A page buffer circuit is provided in the flash memory to store data in the memory cell array 110 or to read data from the memory cell array 110. As is generally well known, the memory cells of the NAND flash memory may be erased or programmed using a Fowler-Nordheim tunneling current. Methods of erasing and programming a NAND flash electrically erasable and programmable read only memory (EEPROM) are disclosed in U.S. Pat. No. 5,473,563 entitled “Nonvolatile Semiconductor Memory,” and in U.S. Pat. No. 5,696,717 entitled “Nonvolatile Integrated Circuit Memory Devices Having Adjustable Erase/Program Threshold Voltage Verification Capability.”
FIG. 2 illustrates change in a wordline voltage according to a conventional programming method. To correctly control dispersion of threshold voltages of flash memory cells, the flash memory cells are programmed by an incremental step pulse programming (ISPP) method. A circuit for generating a program voltage in accordance with the ISPP method is disclosed in U.S. Pat. No. 5,642,309 under the title “Auto-Program Circuit in a Nonvolatile Semiconductor Memory Device.”
A program voltage Vpgm in accordance with the ISPP programming method sequentially increases as program loops of a program cycle are repeated as illustrated in FIG. 2. Each program loop consists of a program period and a program verification period. The program voltage Vpgm increases by a predetermined increment ΔVpgm from a predetermined initial program voltage every program loop. The program voltage Vpgm applied to the respective wordlines WL0 to WL31 is maintained uniformly with respect to the program loops.

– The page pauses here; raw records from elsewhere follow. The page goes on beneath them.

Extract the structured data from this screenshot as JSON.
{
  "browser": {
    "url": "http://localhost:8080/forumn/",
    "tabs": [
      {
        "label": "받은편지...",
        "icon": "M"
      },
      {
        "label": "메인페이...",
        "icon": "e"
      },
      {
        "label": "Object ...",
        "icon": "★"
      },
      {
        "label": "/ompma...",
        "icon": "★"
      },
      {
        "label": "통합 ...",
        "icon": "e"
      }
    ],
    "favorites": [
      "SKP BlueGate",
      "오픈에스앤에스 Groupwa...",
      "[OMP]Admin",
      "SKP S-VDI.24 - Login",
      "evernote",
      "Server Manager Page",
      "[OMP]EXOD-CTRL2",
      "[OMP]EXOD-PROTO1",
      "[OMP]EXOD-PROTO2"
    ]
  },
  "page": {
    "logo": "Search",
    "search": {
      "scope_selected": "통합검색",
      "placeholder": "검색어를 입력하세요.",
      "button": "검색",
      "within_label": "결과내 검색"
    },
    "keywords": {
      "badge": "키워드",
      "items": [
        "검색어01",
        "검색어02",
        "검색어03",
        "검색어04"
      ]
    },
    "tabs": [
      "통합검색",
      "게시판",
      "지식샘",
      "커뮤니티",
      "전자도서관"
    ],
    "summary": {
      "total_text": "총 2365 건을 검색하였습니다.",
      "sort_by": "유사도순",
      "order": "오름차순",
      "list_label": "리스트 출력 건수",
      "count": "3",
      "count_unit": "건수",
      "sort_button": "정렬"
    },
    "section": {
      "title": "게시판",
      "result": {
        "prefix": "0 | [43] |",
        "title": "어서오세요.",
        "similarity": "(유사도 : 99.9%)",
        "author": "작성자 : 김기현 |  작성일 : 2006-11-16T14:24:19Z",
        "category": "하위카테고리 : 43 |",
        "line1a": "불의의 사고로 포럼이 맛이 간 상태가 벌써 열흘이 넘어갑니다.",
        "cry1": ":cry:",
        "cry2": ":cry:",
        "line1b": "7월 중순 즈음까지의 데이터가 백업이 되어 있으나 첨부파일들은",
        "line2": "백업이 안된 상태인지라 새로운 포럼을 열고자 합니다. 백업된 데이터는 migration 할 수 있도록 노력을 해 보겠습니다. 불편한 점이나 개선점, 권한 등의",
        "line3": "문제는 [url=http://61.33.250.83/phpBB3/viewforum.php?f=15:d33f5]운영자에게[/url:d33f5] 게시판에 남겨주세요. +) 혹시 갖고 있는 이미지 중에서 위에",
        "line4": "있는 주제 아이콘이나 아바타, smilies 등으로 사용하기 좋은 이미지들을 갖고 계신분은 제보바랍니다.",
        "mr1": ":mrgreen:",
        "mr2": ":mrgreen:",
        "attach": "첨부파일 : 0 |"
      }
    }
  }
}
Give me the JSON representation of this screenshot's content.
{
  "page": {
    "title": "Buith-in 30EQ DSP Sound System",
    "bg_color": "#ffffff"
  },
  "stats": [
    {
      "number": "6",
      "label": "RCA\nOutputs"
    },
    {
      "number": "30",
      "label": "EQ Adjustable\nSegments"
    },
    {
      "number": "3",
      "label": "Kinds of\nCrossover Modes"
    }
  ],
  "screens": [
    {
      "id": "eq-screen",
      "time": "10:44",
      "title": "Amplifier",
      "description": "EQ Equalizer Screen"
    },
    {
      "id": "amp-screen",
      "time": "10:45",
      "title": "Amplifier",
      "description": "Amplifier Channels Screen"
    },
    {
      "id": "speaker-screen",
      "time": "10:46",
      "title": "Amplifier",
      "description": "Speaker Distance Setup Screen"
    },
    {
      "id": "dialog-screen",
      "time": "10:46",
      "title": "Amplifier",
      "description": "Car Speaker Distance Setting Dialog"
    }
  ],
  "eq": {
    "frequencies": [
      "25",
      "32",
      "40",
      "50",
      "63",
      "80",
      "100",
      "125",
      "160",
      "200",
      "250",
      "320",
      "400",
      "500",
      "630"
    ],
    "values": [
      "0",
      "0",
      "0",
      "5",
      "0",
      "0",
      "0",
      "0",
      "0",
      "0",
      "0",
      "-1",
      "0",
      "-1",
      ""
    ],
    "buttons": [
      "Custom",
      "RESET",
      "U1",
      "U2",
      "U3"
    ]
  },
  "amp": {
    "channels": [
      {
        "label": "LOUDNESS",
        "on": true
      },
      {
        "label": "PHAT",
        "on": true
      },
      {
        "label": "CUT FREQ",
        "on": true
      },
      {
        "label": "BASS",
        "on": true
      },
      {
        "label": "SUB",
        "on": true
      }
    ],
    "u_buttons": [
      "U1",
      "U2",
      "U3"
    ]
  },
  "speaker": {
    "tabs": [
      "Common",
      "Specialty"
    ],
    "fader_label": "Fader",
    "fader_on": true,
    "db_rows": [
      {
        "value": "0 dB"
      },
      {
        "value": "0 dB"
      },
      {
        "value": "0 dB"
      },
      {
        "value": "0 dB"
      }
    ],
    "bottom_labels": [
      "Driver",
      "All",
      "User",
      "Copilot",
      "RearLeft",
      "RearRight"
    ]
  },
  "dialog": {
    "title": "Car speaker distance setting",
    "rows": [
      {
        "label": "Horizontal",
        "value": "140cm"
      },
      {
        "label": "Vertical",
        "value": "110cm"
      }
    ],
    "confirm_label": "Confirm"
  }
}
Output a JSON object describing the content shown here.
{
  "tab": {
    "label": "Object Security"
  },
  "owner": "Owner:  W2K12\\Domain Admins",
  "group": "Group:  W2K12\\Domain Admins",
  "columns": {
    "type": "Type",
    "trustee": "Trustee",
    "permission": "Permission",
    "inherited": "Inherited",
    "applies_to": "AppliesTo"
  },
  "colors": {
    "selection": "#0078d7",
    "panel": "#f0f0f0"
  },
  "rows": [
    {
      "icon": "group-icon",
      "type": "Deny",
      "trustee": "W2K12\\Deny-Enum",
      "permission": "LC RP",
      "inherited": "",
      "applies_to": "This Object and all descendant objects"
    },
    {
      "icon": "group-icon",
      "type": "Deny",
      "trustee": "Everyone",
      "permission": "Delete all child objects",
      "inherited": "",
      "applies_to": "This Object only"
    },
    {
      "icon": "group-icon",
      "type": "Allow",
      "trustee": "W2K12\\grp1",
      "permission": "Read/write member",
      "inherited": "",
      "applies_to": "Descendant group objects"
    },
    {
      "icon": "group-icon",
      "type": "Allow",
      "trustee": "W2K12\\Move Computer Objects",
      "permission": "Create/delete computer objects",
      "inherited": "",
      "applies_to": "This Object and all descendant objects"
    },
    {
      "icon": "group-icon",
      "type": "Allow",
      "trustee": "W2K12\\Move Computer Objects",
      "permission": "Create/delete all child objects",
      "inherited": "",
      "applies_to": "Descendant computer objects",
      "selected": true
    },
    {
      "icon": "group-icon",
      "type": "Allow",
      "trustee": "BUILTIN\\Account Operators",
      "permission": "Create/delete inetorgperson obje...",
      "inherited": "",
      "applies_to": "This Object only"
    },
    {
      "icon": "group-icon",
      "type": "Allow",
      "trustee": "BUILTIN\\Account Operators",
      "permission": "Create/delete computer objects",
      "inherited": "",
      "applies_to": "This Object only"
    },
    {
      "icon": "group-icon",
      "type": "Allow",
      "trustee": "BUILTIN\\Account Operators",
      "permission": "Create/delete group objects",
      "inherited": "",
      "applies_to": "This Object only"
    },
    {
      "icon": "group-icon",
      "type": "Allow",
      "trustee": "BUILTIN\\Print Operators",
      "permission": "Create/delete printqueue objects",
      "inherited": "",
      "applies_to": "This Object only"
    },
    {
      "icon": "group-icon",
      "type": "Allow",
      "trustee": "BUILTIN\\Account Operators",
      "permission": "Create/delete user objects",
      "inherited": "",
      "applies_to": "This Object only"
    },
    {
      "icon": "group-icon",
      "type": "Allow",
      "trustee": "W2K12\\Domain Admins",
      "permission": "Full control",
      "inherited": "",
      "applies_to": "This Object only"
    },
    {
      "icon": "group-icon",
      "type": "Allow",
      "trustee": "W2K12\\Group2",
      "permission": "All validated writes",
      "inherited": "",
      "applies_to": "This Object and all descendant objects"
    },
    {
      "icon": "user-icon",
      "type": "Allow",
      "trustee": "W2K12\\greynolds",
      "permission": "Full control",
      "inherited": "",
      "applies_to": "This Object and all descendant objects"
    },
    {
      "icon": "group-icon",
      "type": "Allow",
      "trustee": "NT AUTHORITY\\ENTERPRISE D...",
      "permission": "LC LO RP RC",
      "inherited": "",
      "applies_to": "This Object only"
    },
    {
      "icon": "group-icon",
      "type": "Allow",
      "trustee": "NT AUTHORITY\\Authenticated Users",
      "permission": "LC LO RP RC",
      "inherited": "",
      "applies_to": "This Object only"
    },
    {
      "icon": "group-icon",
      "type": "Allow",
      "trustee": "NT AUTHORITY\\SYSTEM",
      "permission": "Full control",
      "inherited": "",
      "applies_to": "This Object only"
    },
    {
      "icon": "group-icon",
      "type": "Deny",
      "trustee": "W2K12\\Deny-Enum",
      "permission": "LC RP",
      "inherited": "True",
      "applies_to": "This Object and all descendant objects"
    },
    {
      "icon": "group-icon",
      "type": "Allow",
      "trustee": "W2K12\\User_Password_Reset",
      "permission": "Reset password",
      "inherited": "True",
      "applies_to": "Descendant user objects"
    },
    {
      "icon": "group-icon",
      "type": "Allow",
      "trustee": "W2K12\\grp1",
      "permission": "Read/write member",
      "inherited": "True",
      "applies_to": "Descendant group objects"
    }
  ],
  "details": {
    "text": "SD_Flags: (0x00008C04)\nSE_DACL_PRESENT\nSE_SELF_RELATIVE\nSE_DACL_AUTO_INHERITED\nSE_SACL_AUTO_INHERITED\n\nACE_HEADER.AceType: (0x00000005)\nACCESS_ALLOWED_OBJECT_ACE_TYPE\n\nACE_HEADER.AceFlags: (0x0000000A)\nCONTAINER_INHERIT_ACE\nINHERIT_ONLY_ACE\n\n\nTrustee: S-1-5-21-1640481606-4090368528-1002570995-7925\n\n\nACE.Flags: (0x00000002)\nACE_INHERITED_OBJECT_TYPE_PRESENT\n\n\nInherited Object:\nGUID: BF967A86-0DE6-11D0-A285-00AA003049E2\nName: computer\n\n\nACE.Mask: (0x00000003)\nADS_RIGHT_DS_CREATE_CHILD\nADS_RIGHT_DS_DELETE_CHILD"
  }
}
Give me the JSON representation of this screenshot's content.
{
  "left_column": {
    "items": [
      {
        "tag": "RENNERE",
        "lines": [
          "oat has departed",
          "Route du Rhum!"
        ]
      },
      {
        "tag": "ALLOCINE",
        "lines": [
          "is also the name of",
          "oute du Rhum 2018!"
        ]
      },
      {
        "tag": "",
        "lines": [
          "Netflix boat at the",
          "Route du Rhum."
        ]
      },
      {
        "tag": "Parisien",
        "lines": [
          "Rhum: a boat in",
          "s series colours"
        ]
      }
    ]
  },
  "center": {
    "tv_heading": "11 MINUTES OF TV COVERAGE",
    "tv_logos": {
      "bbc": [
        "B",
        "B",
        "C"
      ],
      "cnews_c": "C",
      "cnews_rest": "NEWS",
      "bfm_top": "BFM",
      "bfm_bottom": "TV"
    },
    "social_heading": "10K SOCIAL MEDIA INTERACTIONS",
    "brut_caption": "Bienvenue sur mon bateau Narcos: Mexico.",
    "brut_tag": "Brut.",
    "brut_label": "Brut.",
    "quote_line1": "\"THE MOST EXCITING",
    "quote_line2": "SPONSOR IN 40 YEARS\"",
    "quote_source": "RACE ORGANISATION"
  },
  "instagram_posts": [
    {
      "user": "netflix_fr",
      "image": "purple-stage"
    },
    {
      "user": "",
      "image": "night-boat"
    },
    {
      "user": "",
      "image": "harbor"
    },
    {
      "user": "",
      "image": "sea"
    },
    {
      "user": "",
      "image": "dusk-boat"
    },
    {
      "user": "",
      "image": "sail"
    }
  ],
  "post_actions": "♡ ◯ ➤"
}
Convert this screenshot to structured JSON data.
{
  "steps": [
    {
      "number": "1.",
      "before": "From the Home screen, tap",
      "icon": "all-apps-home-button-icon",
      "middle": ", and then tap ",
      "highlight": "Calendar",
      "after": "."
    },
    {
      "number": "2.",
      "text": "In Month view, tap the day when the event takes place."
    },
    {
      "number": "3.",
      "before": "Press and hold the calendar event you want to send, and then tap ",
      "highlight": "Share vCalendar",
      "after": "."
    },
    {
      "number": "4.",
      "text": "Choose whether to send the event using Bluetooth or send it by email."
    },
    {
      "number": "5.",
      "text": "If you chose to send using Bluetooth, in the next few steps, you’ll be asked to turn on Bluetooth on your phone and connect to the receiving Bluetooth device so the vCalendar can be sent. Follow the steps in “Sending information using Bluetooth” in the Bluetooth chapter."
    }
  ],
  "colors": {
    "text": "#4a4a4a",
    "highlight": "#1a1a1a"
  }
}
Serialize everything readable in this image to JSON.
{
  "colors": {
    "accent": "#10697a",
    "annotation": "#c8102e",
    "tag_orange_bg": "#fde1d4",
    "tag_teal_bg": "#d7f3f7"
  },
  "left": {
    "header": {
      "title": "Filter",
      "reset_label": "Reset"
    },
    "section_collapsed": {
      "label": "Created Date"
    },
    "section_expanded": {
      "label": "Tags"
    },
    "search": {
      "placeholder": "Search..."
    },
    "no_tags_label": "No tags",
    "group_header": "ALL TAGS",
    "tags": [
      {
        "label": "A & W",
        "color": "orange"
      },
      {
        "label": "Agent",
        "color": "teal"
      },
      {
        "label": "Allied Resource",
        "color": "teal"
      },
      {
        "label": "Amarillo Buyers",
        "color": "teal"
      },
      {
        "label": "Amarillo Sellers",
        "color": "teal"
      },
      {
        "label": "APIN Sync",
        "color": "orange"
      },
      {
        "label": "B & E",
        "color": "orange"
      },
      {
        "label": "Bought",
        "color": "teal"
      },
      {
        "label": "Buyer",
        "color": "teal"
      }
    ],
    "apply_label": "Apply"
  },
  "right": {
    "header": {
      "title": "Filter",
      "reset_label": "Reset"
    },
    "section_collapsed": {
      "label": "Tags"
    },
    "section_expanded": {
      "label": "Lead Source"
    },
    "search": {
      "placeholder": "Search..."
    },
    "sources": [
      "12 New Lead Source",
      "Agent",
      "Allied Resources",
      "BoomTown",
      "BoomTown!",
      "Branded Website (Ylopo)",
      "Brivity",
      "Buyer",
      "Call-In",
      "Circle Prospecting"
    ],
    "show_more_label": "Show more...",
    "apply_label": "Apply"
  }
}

However, because the equal program voltage Vpgm is applied to the wordlines WL0 to WL31 regardless of the structural characteristics of the wordlines, program time increases. For example, in the outermost transistors M0 and M31 among the plurality of floating gate transistors M0 to M31 included in each of the memory cell blocks, the coupling ratio of the floating gates is typically smaller than the coupling ratio of the floating gates in the other transistors M1 to M30 due to the structure of the memory cell array. Therefore, the outermost transistors M0 and M31 typically require more program loops than the other wordlines M1 to M30. Such an increase in the program loops may cause an increase in the program time such that the performance of the flash memory device may deteriorate.